SMITH USURPS HER RIVALS AFTER UNCONVENTIONAL CAMPAIGN
Jemma Smith came into the 2022 Ocean Racing World Championships as one of the great unknowns.
She hadn’t raced in her surfski since April, after choosing to focus on sprint kayaking for the past six months after qualifying for the Under 23 Australian team.
Yet the 23 year-old leaves Portugal with no uncertainty around her status on the international scene, crowned the new World Champion after a stunning performance.
“I’m really stoked with that,” she says. “I came into this race not really knowing how I would go because we haven’t raced internationally for a long time.”
“Seeing the World Championships being run last year, and Australia and New Zealand not being able to contest it, was really tough and I was itching to get back this year and put a good race together.
“I think we were all probably hoping for a bit more wind, the first half of the course definitely had a bit more assistance than the last half. It got really tough towards the end.
“I just tried to keep my head down and go as hard as I could to the finish line.”
Smith surged clear of her rivals over the last few kilometres to finish in a time of 1 hour, 26 minutes and 5 seconds.
Remarkably, that was almost a minute and a half ahead of 2019 champion Danielle McKenzie (1:27:31) in second and defending champion Michelle Burn (1:28:14) in third.
Smith and McKenzie have shared so many incredible battles over their careers, across both surf lifesaving and downwind racing, and from the start of the race it appeared this would be another.
The two athletes lead two different packs, with Smith opting to hold a shallower line, while McKenzie went further out to sea in search of assistance.
“I got here a couple of days early and spoke to as many people as I could to find out what was going on,” Smith says.
“I wanted to hold an inside line to try and get any flow out of the river mouth that could help me.
“There were heaps of girls up there at the start. It’s just incredible to see the standard of women’s paddling lift over the past few years and it’s awesome everyone can be back racing together.”
At the five kilometre mark, McKenzie kicked and gained a slight advantage.
However, this race was always coming down to the wire.
“Jemma came home super, super strong,” McKenzie says. “It was the first time I hit a wall, and man I hit a wall hard.
“It was either a mental game or my body just couldn’t handle it at the end.
“But we have to recognise Jemma, she was the very first person across the line. That’s pretty unreal to start 10 minutes in front of the boys and be the first home.”
While Smith and McKenzie share a long history of racing, Michelle Burn stepped into the storyline with them for the very first time.
“They were really cool to race,” she says. “I haven’t raced them before, so that was nice to finally go head-to-head.

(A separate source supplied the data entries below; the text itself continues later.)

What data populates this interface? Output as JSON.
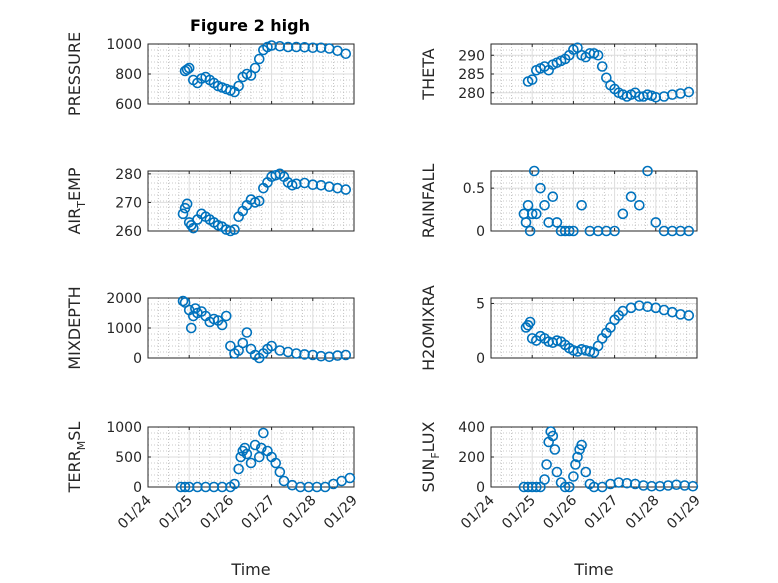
{
  "figure": {
    "title": "Figure 2 high",
    "xlabel": "Time",
    "marker_color": "#0072bd",
    "x_tick_labels": [
      "01/24",
      "01/25",
      "01/26",
      "01/27",
      "01/28",
      "01/29"
    ]
  },
  "chart_data": [
    {
      "type": "scatter",
      "ylabel": "PRESSURE",
      "xlim": [
        0,
        5
      ],
      "ylim": [
        600,
        1000
      ],
      "yticks": [
        600,
        800,
        1000
      ],
      "x": [
        0.9,
        0.95,
        1.0,
        1.1,
        1.2,
        1.3,
        1.4,
        1.5,
        1.6,
        1.7,
        1.8,
        1.9,
        2.0,
        2.1,
        2.2,
        2.3,
        2.4,
        2.5,
        2.6,
        2.7,
        2.8,
        2.9,
        3.0,
        3.2,
        3.4,
        3.6,
        3.8,
        4.0,
        4.2,
        4.4,
        4.6,
        4.8
      ],
      "y": [
        820,
        830,
        840,
        760,
        740,
        770,
        780,
        760,
        740,
        720,
        710,
        700,
        690,
        680,
        720,
        780,
        800,
        790,
        840,
        900,
        960,
        980,
        990,
        985,
        980,
        980,
        978,
        975,
        975,
        970,
        955,
        935
      ]
    },
    {
      "type": "scatter",
      "ylabel": "THETA",
      "xlim": [
        0,
        5
      ],
      "ylim": [
        277,
        293
      ],
      "yticks": [
        280,
        285,
        290
      ],
      "x": [
        0.9,
        1.0,
        1.1,
        1.2,
        1.3,
        1.4,
        1.5,
        1.6,
        1.7,
        1.8,
        1.9,
        2.0,
        2.1,
        2.2,
        2.3,
        2.4,
        2.5,
        2.6,
        2.7,
        2.8,
        2.9,
        3.0,
        3.1,
        3.2,
        3.3,
        3.4,
        3.5,
        3.6,
        3.7,
        3.8,
        3.9,
        4.0,
        4.2,
        4.4,
        4.6,
        4.8
      ],
      "y": [
        283,
        283.5,
        286,
        286.5,
        287,
        286,
        287.5,
        288,
        288.5,
        289,
        290,
        291.5,
        292,
        290,
        289.5,
        290.5,
        290.5,
        290,
        287,
        284,
        282,
        281,
        280,
        279.5,
        279,
        279.5,
        280,
        279,
        279,
        279.5,
        279.2,
        278.8,
        279,
        279.5,
        279.8,
        280.2
      ]
    },
    {
      "type": "scatter",
      "ylabel": "AIR_TEMP",
      "xlim": [
        0,
        5
      ],
      "ylim": [
        260,
        281
      ],
      "yticks": [
        260,
        270,
        280
      ],
      "x": [
        0.85,
        0.9,
        0.95,
        1.0,
        1.05,
        1.1,
        1.2,
        1.3,
        1.4,
        1.5,
        1.6,
        1.7,
        1.8,
        1.9,
        2.0,
        2.1,
        2.2,
        2.3,
        2.4,
        2.5,
        2.6,
        2.7,
        2.8,
        2.9,
        3.0,
        3.1,
        3.2,
        3.3,
        3.4,
        3.5,
        3.6,
        3.8,
        4.0,
        4.2,
        4.4,
        4.6,
        4.8
      ],
      "y": [
        266,
        268,
        269.5,
        263,
        262,
        261,
        264,
        266,
        265,
        264,
        263,
        262,
        261.5,
        260.5,
        260,
        260.5,
        265,
        267,
        269,
        271,
        270,
        270.5,
        275,
        277,
        279,
        279.5,
        280,
        279,
        277,
        276,
        276.5,
        276.8,
        276.2,
        276,
        275.5,
        275,
        274.5
      ]
    },
    {
      "type": "scatter",
      "ylabel": "RAINFALL",
      "xlim": [
        0,
        5
      ],
      "ylim": [
        0,
        0.7
      ],
      "yticks": [
        0,
        0.5
      ],
      "x": [
        0.8,
        0.85,
        0.9,
        0.95,
        1.0,
        1.05,
        1.1,
        1.2,
        1.3,
        1.4,
        1.5,
        1.6,
        1.7,
        1.8,
        1.9,
        2.0,
        2.2,
        2.4,
        2.6,
        2.8,
        3.0,
        3.2,
        3.4,
        3.6,
        3.8,
        4.0,
        4.2,
        4.4,
        4.6,
        4.8
      ],
      "y": [
        0.2,
        0.1,
        0.3,
        0.0,
        0.2,
        0.7,
        0.2,
        0.5,
        0.3,
        0.1,
        0.4,
        0.1,
        0.0,
        0.0,
        0.0,
        0.0,
        0.3,
        0.0,
        0.0,
        0.0,
        0.0,
        0.2,
        0.4,
        0.3,
        0.7,
        0.1,
        0.0,
        0.0,
        0.0,
        0.0
      ]
    },
    {
      "type": "scatter",
      "ylabel": "MIXDEPTH",
      "xlim": [
        0,
        5
      ],
      "ylim": [
        0,
        2000
      ],
      "yticks": [
        0,
        1000,
        2000
      ],
      "x": [
        0.85,
        0.9,
        1.0,
        1.05,
        1.1,
        1.15,
        1.2,
        1.3,
        1.4,
        1.5,
        1.6,
        1.7,
        1.8,
        1.9,
        2.0,
        2.1,
        2.2,
        2.3,
        2.4,
        2.5,
        2.6,
        2.7,
        2.8,
        2.9,
        3.0,
        3.2,
        3.4,
        3.6,
        3.8,
        4.0,
        4.2,
        4.4,
        4.6,
        4.8
      ],
      "y": [
        1900,
        1850,
        1600,
        1000,
        1400,
        1650,
        1500,
        1550,
        1400,
        1200,
        1300,
        1250,
        1100,
        1400,
        400,
        150,
        250,
        500,
        850,
        300,
        100,
        0,
        150,
        300,
        400,
        250,
        200,
        150,
        120,
        100,
        60,
        40,
        80,
        100
      ]
    },
    {
      "type": "scatter",
      "ylabel": "H2OMIXRA",
      "xlim": [
        0,
        5
      ],
      "ylim": [
        0,
        5.5
      ],
      "yticks": [
        0,
        5
      ],
      "x": [
        0.85,
        0.9,
        0.95,
        1.0,
        1.1,
        1.2,
        1.3,
        1.4,
        1.5,
        1.6,
        1.7,
        1.8,
        1.9,
        2.0,
        2.1,
        2.2,
        2.3,
        2.4,
        2.5,
        2.6,
        2.7,
        2.8,
        2.9,
        3.0,
        3.1,
        3.2,
        3.4,
        3.6,
        3.8,
        4.0,
        4.2,
        4.4,
        4.6,
        4.8
      ],
      "y": [
        2.8,
        3.0,
        3.3,
        1.8,
        1.6,
        2.0,
        1.8,
        1.5,
        1.4,
        1.6,
        1.5,
        1.2,
        0.9,
        0.7,
        0.6,
        0.8,
        0.7,
        0.6,
        0.5,
        1.1,
        1.8,
        2.3,
        2.8,
        3.5,
        3.9,
        4.3,
        4.6,
        4.8,
        4.7,
        4.6,
        4.4,
        4.2,
        4.0,
        3.9
      ]
    },
    {
      "type": "scatter",
      "ylabel": "TERR_MSL",
      "xlim": [
        0,
        5
      ],
      "ylim": [
        0,
        1000
      ],
      "yticks": [
        0,
        500,
        1000
      ],
      "x": [
        0.8,
        0.9,
        1.0,
        1.2,
        1.4,
        1.6,
        1.8,
        2.0,
        2.1,
        2.2,
        2.25,
        2.3,
        2.35,
        2.4,
        2.5,
        2.6,
        2.7,
        2.75,
        2.8,
        2.9,
        3.0,
        3.1,
        3.2,
        3.3,
        3.5,
        3.7,
        3.9,
        4.1,
        4.3,
        4.5,
        4.7,
        4.9
      ],
      "y": [
        0,
        0,
        0,
        0,
        0,
        0,
        0,
        0,
        50,
        300,
        500,
        600,
        650,
        550,
        400,
        700,
        500,
        650,
        900,
        600,
        500,
        400,
        250,
        100,
        30,
        0,
        0,
        0,
        0,
        50,
        100,
        150
      ]
    },
    {
      "type": "scatter",
      "ylabel": "SUN_FLUX",
      "xlim": [
        0,
        5
      ],
      "ylim": [
        0,
        400
      ],
      "yticks": [
        0,
        200,
        400
      ],
      "x": [
        0.8,
        0.9,
        1.0,
        1.1,
        1.2,
        1.3,
        1.35,
        1.4,
        1.45,
        1.5,
        1.55,
        1.6,
        1.7,
        1.8,
        1.9,
        2.0,
        2.05,
        2.1,
        2.15,
        2.2,
        2.3,
        2.4,
        2.5,
        2.7,
        2.9,
        3.1,
        3.3,
        3.5,
        3.7,
        3.9,
        4.1,
        4.3,
        4.5,
        4.7,
        4.9
      ],
      "y": [
        0,
        0,
        0,
        0,
        0,
        50,
        150,
        300,
        370,
        340,
        250,
        100,
        30,
        0,
        0,
        70,
        150,
        200,
        250,
        280,
        100,
        20,
        0,
        0,
        20,
        30,
        25,
        20,
        10,
        5,
        5,
        10,
        15,
        10,
        5
      ]
    }
  ]
}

“It didn’t completely go as planned, but I am really happy with where I was. I left everything out there and couldn’t have gone any harder.

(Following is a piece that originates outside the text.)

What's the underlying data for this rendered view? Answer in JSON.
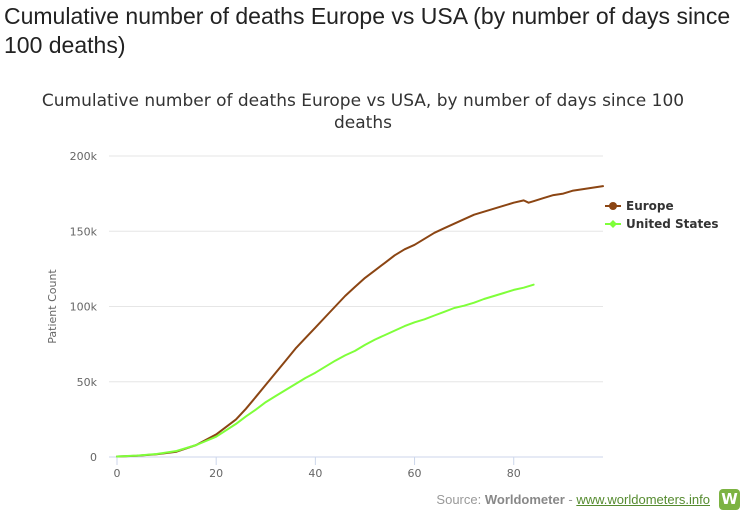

“I felt comfortable and strong and I do know it wasn’t my strongest conditions, so hopefully I can be a bit closer and in the mix in Australia at the Shaw and Partners WA Race Week.”
Smith becomes the sixth different winner of the women’s World Championship after six runnings of the event.

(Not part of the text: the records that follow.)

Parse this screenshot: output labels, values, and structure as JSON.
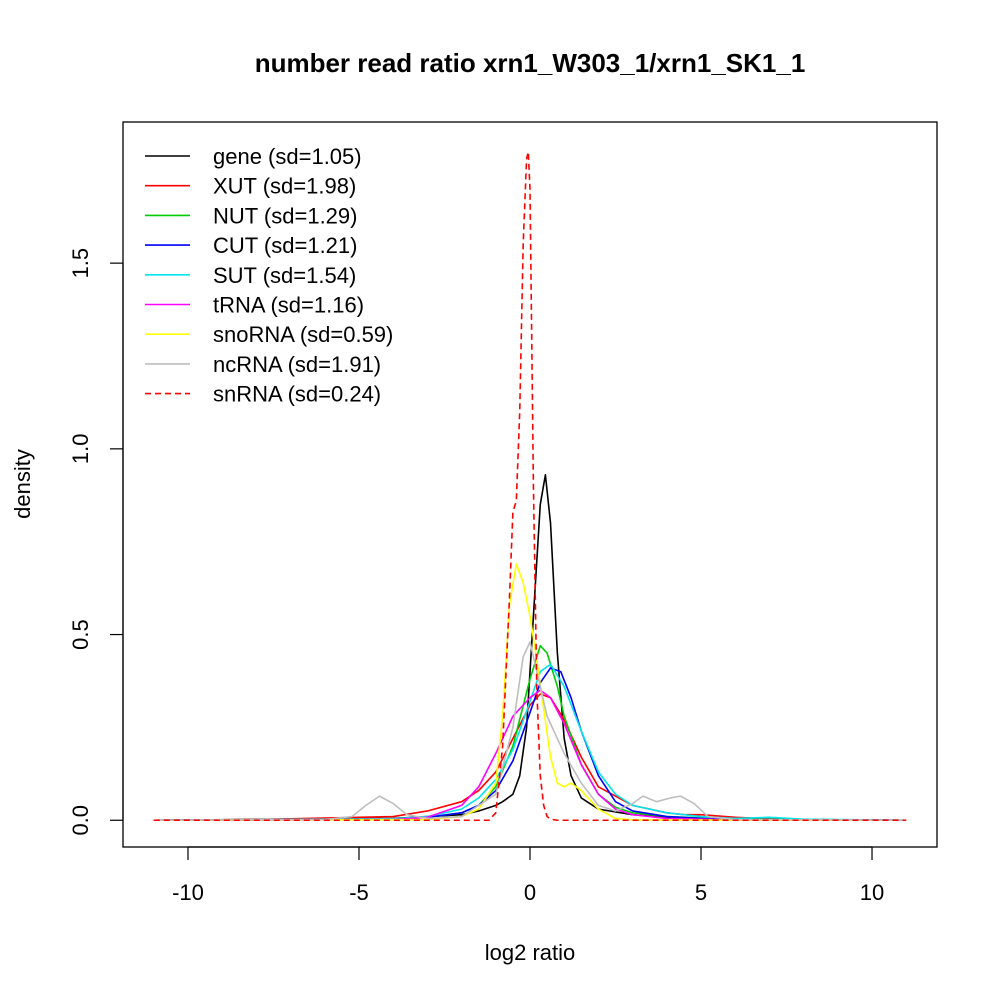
{
  "chart_data": {
    "type": "line",
    "title": "number read ratio xrn1_W303_1/xrn1_SK1_1",
    "xlabel": "log2 ratio",
    "ylabel": "density",
    "xlim": [
      -11.9,
      11.9
    ],
    "ylim": [
      -0.072,
      1.88
    ],
    "xticks": [
      -10,
      -5,
      0,
      5,
      10
    ],
    "xtick_labels": [
      "-10",
      "-5",
      "0",
      "5",
      "10"
    ],
    "yticks": [
      0.0,
      0.5,
      1.0,
      1.5
    ],
    "ytick_labels": [
      "0.0",
      "0.5",
      "1.0",
      "1.5"
    ],
    "grid": false,
    "legend_position": "top-left",
    "series": [
      {
        "name": "gene (sd=1.05)",
        "color": "#000000",
        "dash": "solid",
        "x": [
          -11,
          -4,
          -2,
          -1.5,
          -1,
          -0.8,
          -0.5,
          -0.3,
          -0.1,
          0.1,
          0.3,
          0.45,
          0.6,
          0.8,
          1.0,
          1.2,
          1.5,
          2,
          3,
          4,
          6,
          11
        ],
        "y": [
          0,
          0.005,
          0.015,
          0.025,
          0.04,
          0.05,
          0.07,
          0.12,
          0.25,
          0.55,
          0.85,
          0.93,
          0.8,
          0.45,
          0.22,
          0.12,
          0.06,
          0.03,
          0.015,
          0.008,
          0.003,
          0
        ]
      },
      {
        "name": "XUT (sd=1.98)",
        "color": "#ff0000",
        "dash": "solid",
        "x": [
          -11,
          -8,
          -6,
          -5,
          -4,
          -3,
          -2,
          -1.5,
          -1,
          -0.5,
          0,
          0.3,
          0.6,
          1,
          1.5,
          2,
          3,
          4,
          4.5,
          5,
          6,
          7,
          8,
          11
        ],
        "y": [
          0,
          0.002,
          0.006,
          0.008,
          0.01,
          0.025,
          0.05,
          0.08,
          0.13,
          0.22,
          0.31,
          0.34,
          0.33,
          0.27,
          0.17,
          0.09,
          0.04,
          0.02,
          0.015,
          0.015,
          0.008,
          0.004,
          0.002,
          0
        ]
      },
      {
        "name": "NUT (sd=1.29)",
        "color": "#00cc00",
        "dash": "solid",
        "x": [
          -11,
          -4,
          -3,
          -2,
          -1.5,
          -1,
          -0.5,
          0,
          0.3,
          0.5,
          0.8,
          1,
          1.5,
          2,
          2.5,
          3,
          4,
          6,
          11
        ],
        "y": [
          0,
          0.003,
          0.008,
          0.02,
          0.04,
          0.09,
          0.2,
          0.38,
          0.47,
          0.45,
          0.36,
          0.28,
          0.15,
          0.07,
          0.035,
          0.02,
          0.01,
          0.003,
          0
        ]
      },
      {
        "name": "CUT (sd=1.21)",
        "color": "#0000ff",
        "dash": "solid",
        "x": [
          -11,
          -4,
          -3,
          -2,
          -1.5,
          -1,
          -0.5,
          0,
          0.3,
          0.6,
          0.9,
          1.2,
          1.5,
          2,
          2.5,
          3,
          4,
          5,
          6,
          11
        ],
        "y": [
          0,
          0.003,
          0.008,
          0.02,
          0.04,
          0.08,
          0.16,
          0.29,
          0.37,
          0.41,
          0.4,
          0.33,
          0.24,
          0.12,
          0.05,
          0.025,
          0.01,
          0.005,
          0.002,
          0
        ]
      },
      {
        "name": "SUT (sd=1.54)",
        "color": "#00e5ee",
        "dash": "solid",
        "x": [
          -11,
          -4,
          -3,
          -2,
          -1.5,
          -1,
          -0.5,
          0,
          0.3,
          0.6,
          1,
          1.5,
          2,
          2.5,
          3,
          4,
          5,
          6,
          7,
          8,
          11
        ],
        "y": [
          0,
          0.004,
          0.01,
          0.03,
          0.06,
          0.11,
          0.19,
          0.32,
          0.4,
          0.42,
          0.36,
          0.24,
          0.13,
          0.07,
          0.04,
          0.02,
          0.01,
          0.005,
          0.008,
          0.003,
          0
        ]
      },
      {
        "name": "tRNA (sd=1.16)",
        "color": "#ff00ff",
        "dash": "solid",
        "x": [
          -11,
          -4,
          -3,
          -2,
          -1.5,
          -1,
          -0.5,
          0,
          0.3,
          0.6,
          1,
          1.5,
          2,
          2.5,
          3,
          4,
          6,
          11
        ],
        "y": [
          0,
          0.002,
          0.008,
          0.04,
          0.09,
          0.18,
          0.28,
          0.33,
          0.35,
          0.33,
          0.26,
          0.15,
          0.07,
          0.03,
          0.015,
          0.005,
          0.001,
          0
        ]
      },
      {
        "name": "snoRNA (sd=0.59)",
        "color": "#ffff00",
        "dash": "solid",
        "x": [
          -11,
          -3,
          -2,
          -1.5,
          -1,
          -0.8,
          -0.6,
          -0.4,
          -0.2,
          0,
          0.2,
          0.4,
          0.6,
          0.8,
          1.0,
          1.2,
          1.5,
          2,
          2.5,
          3,
          11
        ],
        "y": [
          0,
          0.002,
          0.01,
          0.03,
          0.1,
          0.28,
          0.58,
          0.69,
          0.64,
          0.55,
          0.43,
          0.3,
          0.17,
          0.1,
          0.09,
          0.1,
          0.08,
          0.03,
          0.005,
          0.001,
          0
        ]
      },
      {
        "name": "ncRNA (sd=1.91)",
        "color": "#bebebe",
        "dash": "solid",
        "x": [
          -11,
          -6,
          -5.2,
          -4.8,
          -4.4,
          -4.0,
          -3.6,
          -3,
          -2,
          -1,
          -0.5,
          -0.2,
          0,
          0.2,
          0.5,
          1,
          1.5,
          2,
          2.5,
          3,
          3.3,
          3.7,
          4.1,
          4.4,
          4.8,
          5.2,
          6,
          11
        ],
        "y": [
          0,
          0.002,
          0.01,
          0.04,
          0.065,
          0.045,
          0.015,
          0.005,
          0.01,
          0.07,
          0.25,
          0.44,
          0.48,
          0.4,
          0.28,
          0.18,
          0.1,
          0.04,
          0.025,
          0.045,
          0.065,
          0.05,
          0.06,
          0.065,
          0.045,
          0.01,
          0.002,
          0
        ]
      },
      {
        "name": "snRNA (sd=0.24)",
        "color": "#ff0000",
        "dash": "dashed",
        "x": [
          -11,
          -1.2,
          -1.0,
          -0.8,
          -0.6,
          -0.5,
          -0.4,
          -0.3,
          -0.2,
          -0.1,
          -0.05,
          0,
          0.05,
          0.1,
          0.2,
          0.3,
          0.4,
          0.5,
          0.6,
          0.8,
          11
        ],
        "y": [
          0,
          0,
          0.02,
          0.2,
          0.6,
          0.83,
          0.86,
          1.1,
          1.55,
          1.78,
          1.8,
          1.7,
          1.3,
          0.9,
          0.35,
          0.12,
          0.04,
          0.01,
          0.003,
          0,
          0
        ]
      }
    ]
  }
}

Although she admits it wasn’t a title she was overly confident of claiming, after a build-up spent largely in the K1.
“I definitely haven’t done the racing in the ocean ski I normally would’ve hoped to have done over the past few months,” Smith admits.
“But Dani [McKenzie] has had a huge month racing overseas in surf, so to pull out a race like that after all of that is a massive effort and a credit to the kind of athlete she is.”
She credits the help of her local ocean ski squad on the New South Wales Central Coast, just north of Sydney, for helping to drive her short campaign.
“They’ve been incredible to me and helped me get the last-minute preparation for this race. I wouldn’t be here without them.”
And while she will continue to juggle her multi-discipline paddling, she admits the attraction of downwind racing grows stronger with every race.
“I think for sure, ocean ski racing is something I’ve fallen in love with these past few years,” she says.
“Not just travelling around the world where it’s such an incredible sport internationally, but also back at home where the community is so awesome.”